Benih api atribut es adalah Cangming Bing Shenhuo, Bing Xuanzhi Yan, dan Cangming Bing Shenhuo, yang merupakan tingkatan kesepuluh teratas, dan Bing Xuanyan adalah tingkatan kesebelas terendah!
Benih api tipe api, yaitu Api Gila Dewa Kura-kura dan Api Petir Guntur Ungu, semuanya merupakan benih api tingkat empat yang luar biasa!
Tan Yun tidak menyangka bahwa tingkatan keempat spesies api utama itu begitu tinggi.
Namun ketika Tan Yun mengambil alih dan memeriksa cincin suci yang diberikan oleh Komandan Fang Sheng dengan indra ilahinya, matanya menunjukkan keterkejutan, dan dia tidak bisa menahan tawa: “Api atribut api: Api Cangyu Utara, ternyata tingkat dua belas Rendah!”
“Xuanyin Wangyan tipe es sebenarnya adalah manusia tingkat rendah!”
Jangan salahkan Tan Yun karena terkejut, kau pasti tahu bahwa api tingkat rendah adalah eksistensi di atas api tingkat tinggi orde kedua belas!
Tubuh tua Bo Zhong terkejut, “Tuan Jing sangat berpengetahuan, saya belum pernah melihat enam api ini, orang tua ini masih menjadi guru dan komandan Fang Sheng. Setelah memberi tahu pelayan tua, pelayan tua itu mengetahuinya. Saya tidak menyangka kalian semua mengenalinya.”

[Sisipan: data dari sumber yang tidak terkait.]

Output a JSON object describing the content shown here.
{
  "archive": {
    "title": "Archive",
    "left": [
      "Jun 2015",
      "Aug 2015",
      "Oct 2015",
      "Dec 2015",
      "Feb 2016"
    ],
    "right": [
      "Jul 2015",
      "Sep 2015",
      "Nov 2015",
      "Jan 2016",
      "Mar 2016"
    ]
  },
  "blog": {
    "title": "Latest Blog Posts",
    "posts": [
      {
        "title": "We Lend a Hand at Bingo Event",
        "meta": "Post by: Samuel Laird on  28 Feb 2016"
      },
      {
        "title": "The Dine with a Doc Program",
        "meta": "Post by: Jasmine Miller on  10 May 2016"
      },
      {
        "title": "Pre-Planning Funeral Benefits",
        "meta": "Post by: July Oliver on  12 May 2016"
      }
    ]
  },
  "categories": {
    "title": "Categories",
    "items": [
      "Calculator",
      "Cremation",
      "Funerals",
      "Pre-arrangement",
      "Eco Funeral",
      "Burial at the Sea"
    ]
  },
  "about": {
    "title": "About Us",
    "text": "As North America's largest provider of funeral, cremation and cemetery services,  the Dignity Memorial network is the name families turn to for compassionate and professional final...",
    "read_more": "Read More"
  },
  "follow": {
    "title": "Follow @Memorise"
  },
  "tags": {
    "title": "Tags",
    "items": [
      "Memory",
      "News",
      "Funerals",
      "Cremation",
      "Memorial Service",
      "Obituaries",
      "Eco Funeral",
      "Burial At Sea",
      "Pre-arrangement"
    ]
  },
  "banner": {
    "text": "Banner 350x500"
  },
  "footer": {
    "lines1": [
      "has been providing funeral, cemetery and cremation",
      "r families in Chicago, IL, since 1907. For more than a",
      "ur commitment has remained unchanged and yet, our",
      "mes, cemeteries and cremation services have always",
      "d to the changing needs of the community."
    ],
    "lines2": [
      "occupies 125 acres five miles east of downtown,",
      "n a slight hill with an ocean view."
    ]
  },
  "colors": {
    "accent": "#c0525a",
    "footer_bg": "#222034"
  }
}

Tan Yun berkata sambil tersenyum: “Saya telah melakukan banyak penelitian tentang berbagai jenis api, dan saya telah melihat enam jenis api ini dalam kitab api klasik, jadi saya mempelajarinya.”
Mendengar itu, Bai Zhong mengangguk dan berkata, “Begitulah adanya.”
“Oh, benar, Tetua Bai.” Tan Yun bertanya: “Ada ribuan orang di pasukan para dewa dalam pasukan elit saat ini?”
“Ada pasukan lain di alam lain, dan berapa banyak orang yang ada di sana?” Alasan Tan Yun bertanya apakah pasukan dewa bisa berjumlah seribu orang adalah karena dia tahu bahwa dalam sepuluh ribu tahun, hanya seratus pertempuran dewa dan prajurit yang akan terjadi di luar dewa elit. Sembilan dewa prajurit lahir, tetapi hanya sembilan ratus dalam sepuluh ribu tahun.